Het was pas koning David, die de Jebusieten uit Jeruzalem wist te verdrijven en deze stad tot zijn residentie te maken. Hij veroverde de schijnbaar onneembare burcht Sion en deze werd sindsdien de “stad Davids” genoemd 2 Samuël 5 vers 6 tot en met 9 (2 Sam. 05:06-09).

Het begrip Sion komt in de bijbel, vooral in het Oude Testament, menigmaal voor. In de profetische zin duidt het op het hért van het volk van God, waar het centrum ligt van Diens bemoeienis met Zijn volk. Dit volk wordt meermalen aangeduid met de benaming: “kinderen van Sion”. In Psalm 2 vers 6 (Ps. 002:006) wordt Sion de “berg Mijner heiligheid” genoemd. Op deze berg werd de tempel gebouwd, waarvan de benaming “tempelberg” afkomstig is.

In geestelijke zin is de berg Sion een beeld van de heilige Geest, de tempel een beeld van de gemeente van Jezus Christus en Jeruzalem een beeld van de totale volheid van gelovigen, die het einddoel van God met de mens bereiken. In de brief van de apostel Paulus aan de Hebreeën zien we het belang van deze beelden: “Maar gij zijt genaderd tot:

de berg Sion

de stad van de levende God, het hemelse Jeruzalem

-tienduizendtallen van engelen

een feestelijke vergadering van eerstgeborenen

God, de Rechter over allen

de geesten der rechtvaardigen, die de voleinding bereikt hebben

Jezus, de Middelaar van een nieuw verbond

het bloed der besprenging” Hebreeën 12 vers 22 tot en met 24 (Heb. 12:22-24).

In de profetische zin wordt Sion ook de “berg van het huis des Heren” genoemd. Het huis des Heren is de gemeente als “lichaam van Christus”, gedragen door de kracht van de Heilige Geest. De berg van het huis des Heren zal in het laatste der dagen “vaststaan als de hoogste der bergen en hij zal verheven zijn boven de heuvelen. Op deze grote en hoge berg zag de apostel Johannes de “heilige stad, Jeruzalem, nederdalend uit de hemel van God; en ze had de heerlijkheid Gods” Openbaring 21 vers 10 en 11 (Openb. 21:10-11).

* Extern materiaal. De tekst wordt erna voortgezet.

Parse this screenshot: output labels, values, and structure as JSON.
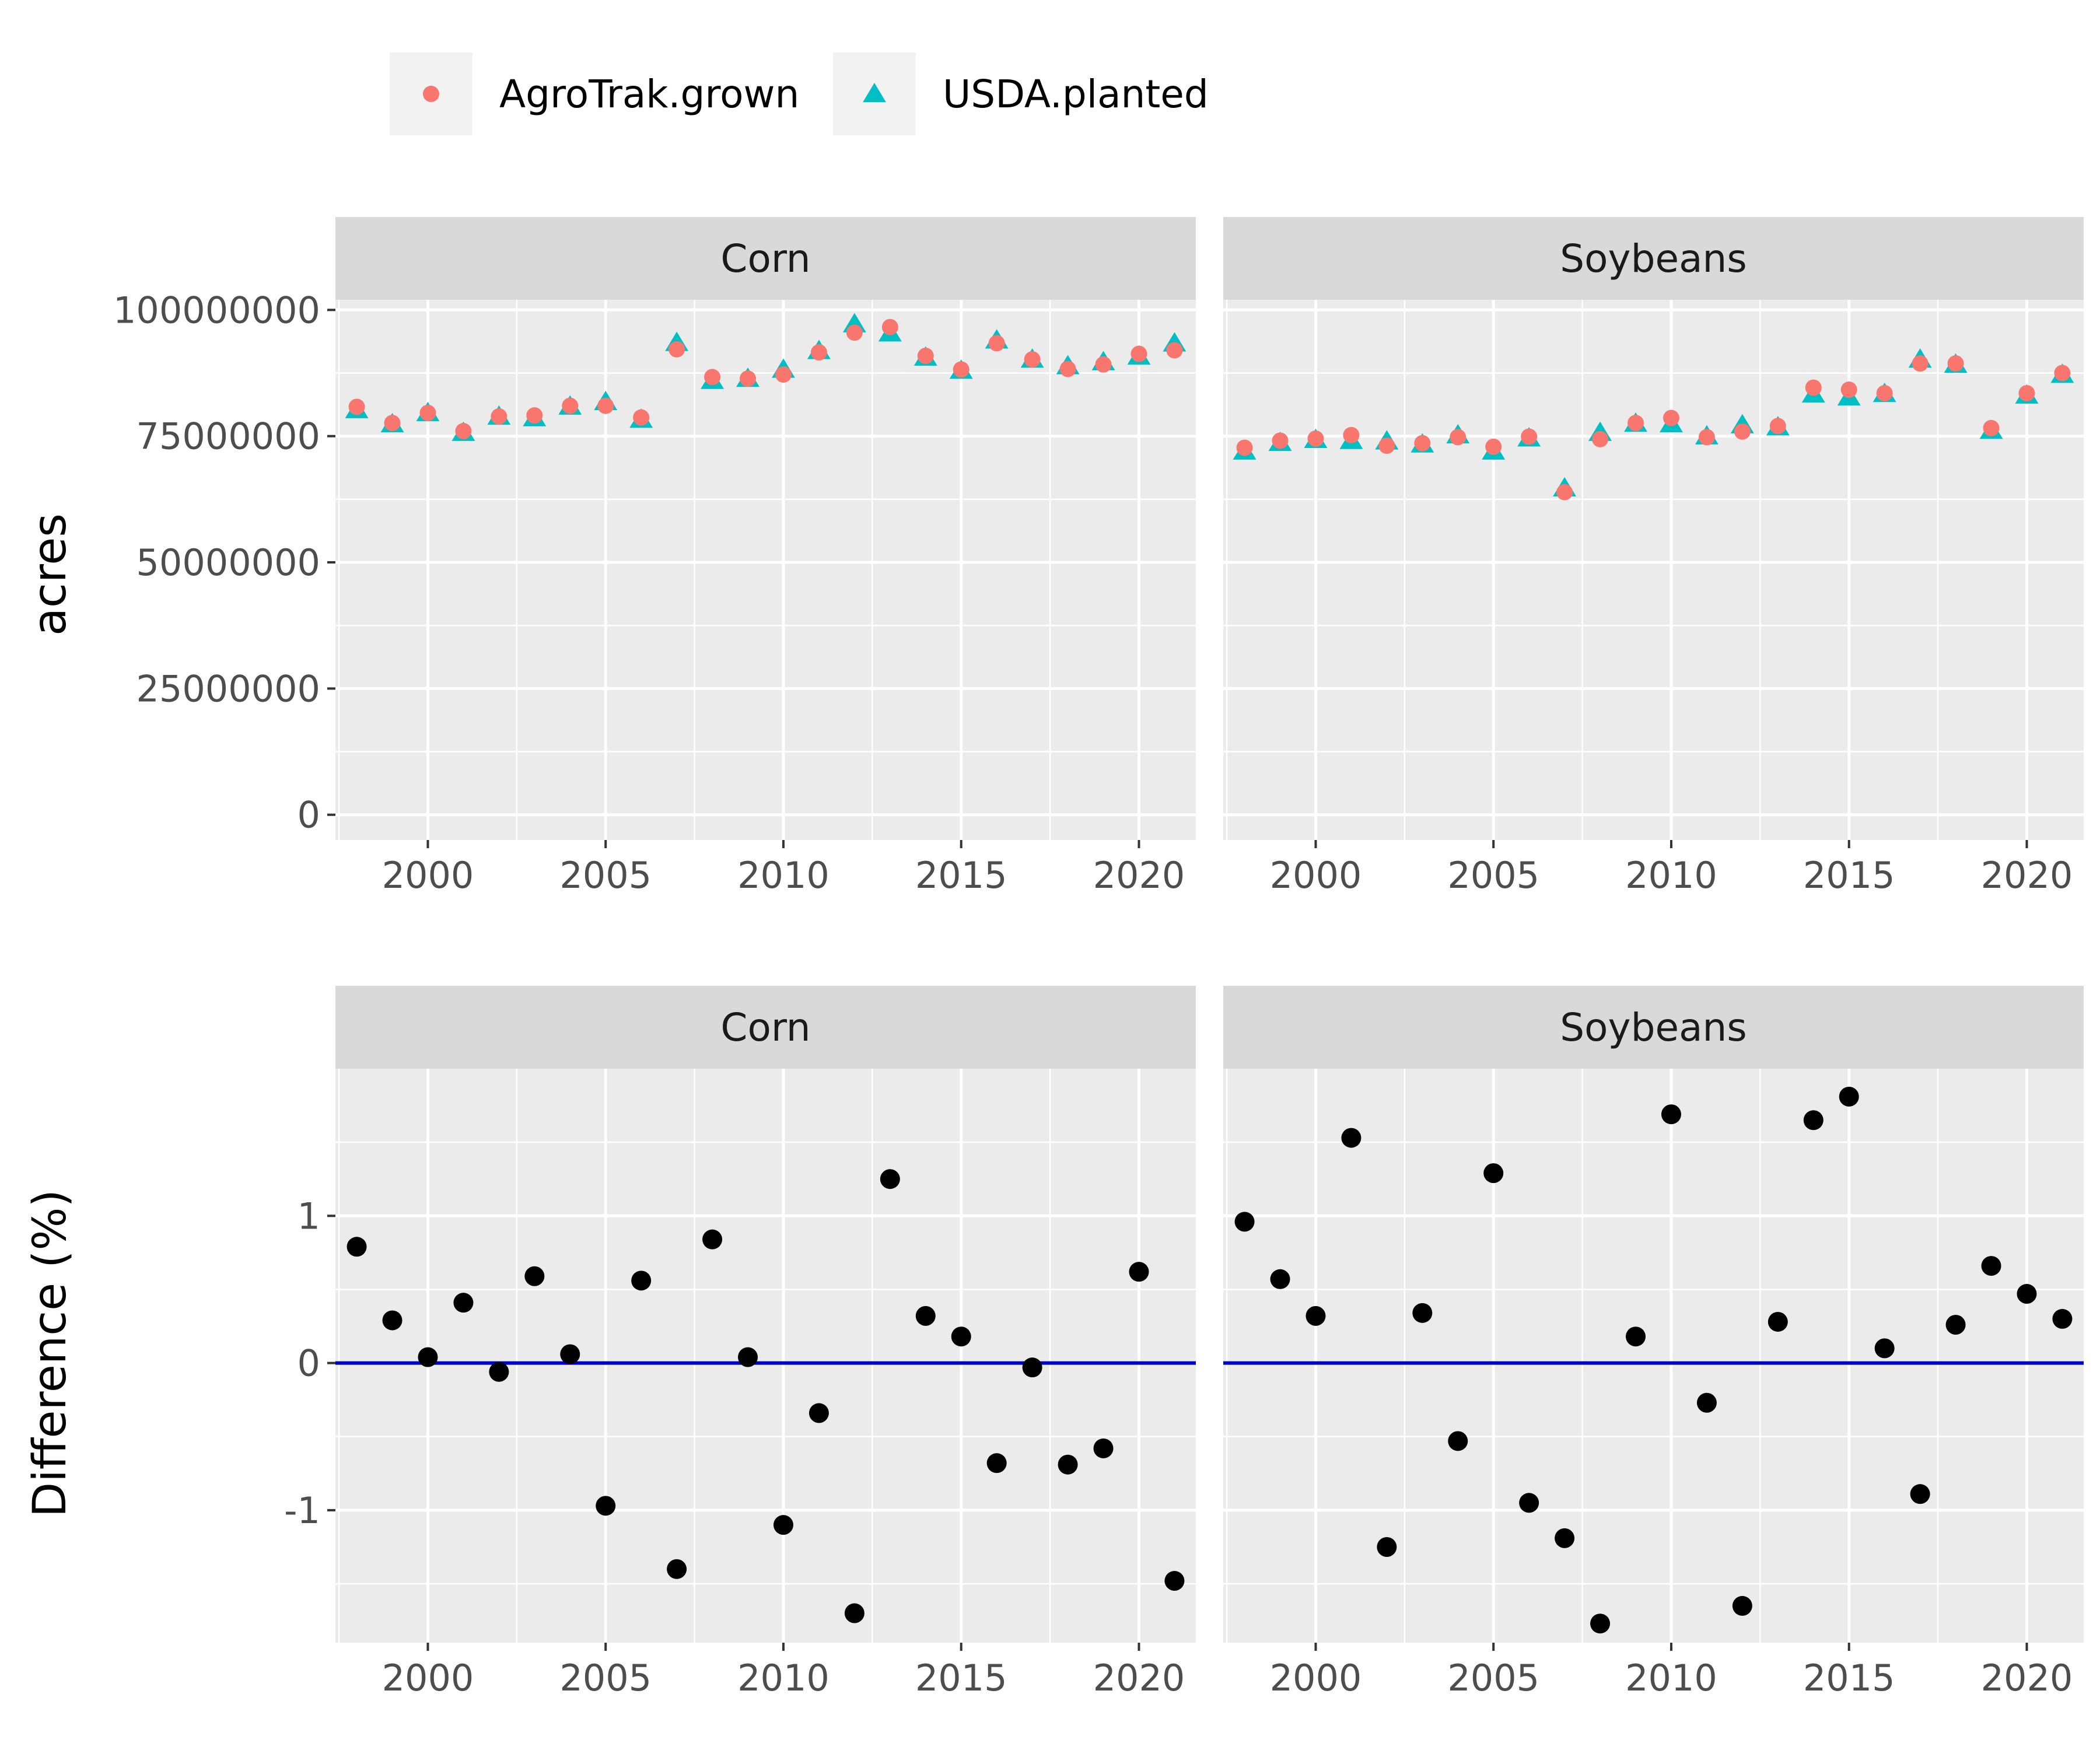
{
  "colors": {
    "agrotrak": "#F8766D",
    "usda": "#00BFC4",
    "panel_bg": "#EBEBEB",
    "strip_bg": "#D9D9D9",
    "grid": "#FFFFFF",
    "diff_point": "#000000",
    "zero_line": "#0000CC"
  },
  "legend": {
    "items": [
      {
        "label": "AgroTrak.grown",
        "shape": "circle",
        "color": "#F8766D"
      },
      {
        "label": "USDA.planted",
        "shape": "triangle",
        "color": "#00BFC4"
      }
    ]
  },
  "chart_data": [
    {
      "type": "scatter",
      "facet": "Corn",
      "ylabel": "acres",
      "xlim": [
        1997.4,
        2021.6
      ],
      "ylim": [
        -5000000,
        102000000
      ],
      "x_ticks": [
        2000,
        2005,
        2010,
        2015,
        2020
      ],
      "x_tick_labels": [
        "2000",
        "2005",
        "2010",
        "2015",
        "2020"
      ],
      "y_ticks": [
        0,
        25000000,
        50000000,
        75000000,
        100000000
      ],
      "y_tick_labels": [
        "0",
        "25000000",
        "50000000",
        "75000000",
        "100000000"
      ],
      "x": [
        1998,
        1999,
        2000,
        2001,
        2002,
        2003,
        2004,
        2005,
        2006,
        2007,
        2008,
        2009,
        2010,
        2011,
        2012,
        2013,
        2014,
        2015,
        2016,
        2017,
        2018,
        2019,
        2020,
        2021
      ],
      "series": [
        {
          "name": "USDA.planted",
          "values": [
            80200000,
            77400000,
            79600000,
            75700000,
            78900000,
            78600000,
            80900000,
            81800000,
            78300000,
            93500000,
            86000000,
            86400000,
            88200000,
            91900000,
            97200000,
            95400000,
            90600000,
            88000000,
            94000000,
            90200000,
            88900000,
            89700000,
            90800000,
            93400000
          ]
        },
        {
          "name": "AgroTrak.grown",
          "values": [
            80800000,
            77600000,
            79600000,
            76000000,
            78900000,
            79100000,
            81000000,
            81000000,
            78700000,
            92200000,
            86700000,
            86400000,
            87200000,
            91600000,
            95500000,
            96600000,
            90900000,
            88200000,
            93400000,
            90200000,
            88300000,
            89200000,
            91300000,
            92000000
          ]
        }
      ]
    },
    {
      "type": "scatter",
      "facet": "Soybeans",
      "ylabel": "acres",
      "xlim": [
        1997.4,
        2021.6
      ],
      "ylim": [
        -5000000,
        102000000
      ],
      "x_ticks": [
        2000,
        2005,
        2010,
        2015,
        2020
      ],
      "x_tick_labels": [
        "2000",
        "2005",
        "2010",
        "2015",
        "2020"
      ],
      "y_ticks": [
        0,
        25000000,
        50000000,
        75000000,
        100000000
      ],
      "x": [
        1998,
        1999,
        2000,
        2001,
        2002,
        2003,
        2004,
        2005,
        2006,
        2007,
        2008,
        2009,
        2010,
        2011,
        2012,
        2013,
        2014,
        2015,
        2016,
        2017,
        2018,
        2019,
        2020,
        2021
      ],
      "series": [
        {
          "name": "USDA.planted",
          "values": [
            72000000,
            73700000,
            74300000,
            74100000,
            74000000,
            73400000,
            75200000,
            72000000,
            74600000,
            64700000,
            75700000,
            77500000,
            77400000,
            75000000,
            77200000,
            76800000,
            83300000,
            82700000,
            83400000,
            90200000,
            89200000,
            76100000,
            83100000,
            87200000
          ]
        },
        {
          "name": "AgroTrak.grown",
          "values": [
            72700000,
            74100000,
            74500000,
            75200000,
            73100000,
            73600000,
            74800000,
            72900000,
            74900000,
            63900000,
            74400000,
            77600000,
            78600000,
            74800000,
            75900000,
            77000000,
            84600000,
            84200000,
            83500000,
            89400000,
            89400000,
            76600000,
            83500000,
            87500000
          ]
        }
      ]
    },
    {
      "type": "scatter",
      "facet": "Corn",
      "ylabel": "Difference (%)",
      "xlim": [
        1997.4,
        2021.6
      ],
      "ylim": [
        -1.9,
        2.0
      ],
      "x_ticks": [
        2000,
        2005,
        2010,
        2015,
        2020
      ],
      "x_tick_labels": [
        "2000",
        "2005",
        "2010",
        "2015",
        "2020"
      ],
      "y_ticks": [
        -1,
        0,
        1
      ],
      "y_tick_labels": [
        "-1",
        "0",
        "1"
      ],
      "hline": 0,
      "x": [
        1998,
        1999,
        2000,
        2001,
        2002,
        2003,
        2004,
        2005,
        2006,
        2007,
        2008,
        2009,
        2010,
        2011,
        2012,
        2013,
        2014,
        2015,
        2016,
        2017,
        2018,
        2019,
        2020,
        2021
      ],
      "values": [
        0.79,
        0.29,
        0.04,
        0.41,
        -0.06,
        0.59,
        0.06,
        -0.97,
        0.56,
        -1.4,
        0.84,
        0.04,
        -1.1,
        -0.34,
        -1.7,
        1.25,
        0.32,
        0.18,
        -0.68,
        -0.03,
        -0.69,
        -0.58,
        0.62,
        -1.48
      ]
    },
    {
      "type": "scatter",
      "facet": "Soybeans",
      "ylabel": "Difference (%)",
      "xlim": [
        1997.4,
        2021.6
      ],
      "ylim": [
        -1.9,
        2.0
      ],
      "x_ticks": [
        2000,
        2005,
        2010,
        2015,
        2020
      ],
      "x_tick_labels": [
        "2000",
        "2005",
        "2010",
        "2015",
        "2020"
      ],
      "y_ticks": [
        -1,
        0,
        1
      ],
      "hline": 0,
      "x": [
        1998,
        1999,
        2000,
        2001,
        2002,
        2003,
        2004,
        2005,
        2006,
        2007,
        2008,
        2009,
        2010,
        2011,
        2012,
        2013,
        2014,
        2015,
        2016,
        2017,
        2018,
        2019,
        2020,
        2021
      ],
      "values": [
        0.96,
        0.57,
        0.32,
        1.53,
        -1.25,
        0.34,
        -0.53,
        1.29,
        -0.95,
        -1.19,
        -1.77,
        0.18,
        1.69,
        -0.27,
        -1.65,
        0.28,
        1.65,
        1.81,
        0.1,
        -0.89,
        0.26,
        0.66,
        0.47,
        0.3
      ]
    }
  ]
}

De “berg Sion” en het “huis van de( God Jakobs” vormen een éénheid, zoals de Heer Jezus Christus en Zijn geestelijk lichaam een éénheid vormen. Het is erg belangrijk, dat mensen die in Jezus Christus geloven, gaan verstaan wat dit inhoudt. Geloof in Jezus als drager van de zonde der wereld, zodat men gered is van een eeuwig verderf, is slechts een begin van de bedoeling van God. Ons geloof moet het karakter van het geloof van Abraham krijgen. Deze “zag” de bedoelingen van de Onzienlijke, zoals later ook Mozes. Beiden en met hen vele anderen trokken de consequenties uit dat geloof en namen terwille daarvan beslissingen, die hen buiten de geldende genoegens van de zichtbare wereld plaatsten vergelijk Hebreeën 11 vers 8 tot en met 11 en Hebreeën 11 vers 24 tot en met 28 vers(vgl. Heb. 11:08-10 en Heb. 11:24-28).

De berg Sion is in de profetie van de bijbel een schaduwbeeld van de Geest van God en Jezus Christus, die ook de Geest van de Gemeente is. Ten opzichte van de vele machtige geesten in de onzichtbare wereld, die ook als “bergen” worden aangeduid, is deze de “hoogste” en meest verhevene. Voor de massamens en ook voor vele belijdende kinderen Gods is dit nog maar al te vaak verborgen, hoewel men het in theorie wel aanvaardt.

We zijn echter de tijd ingegaan, waarin deze “Berg” blijken zal “vast te staan als de hoogste der bergen en verheven boven de heuvelen”, zoals Jesaja reeds profeteerde.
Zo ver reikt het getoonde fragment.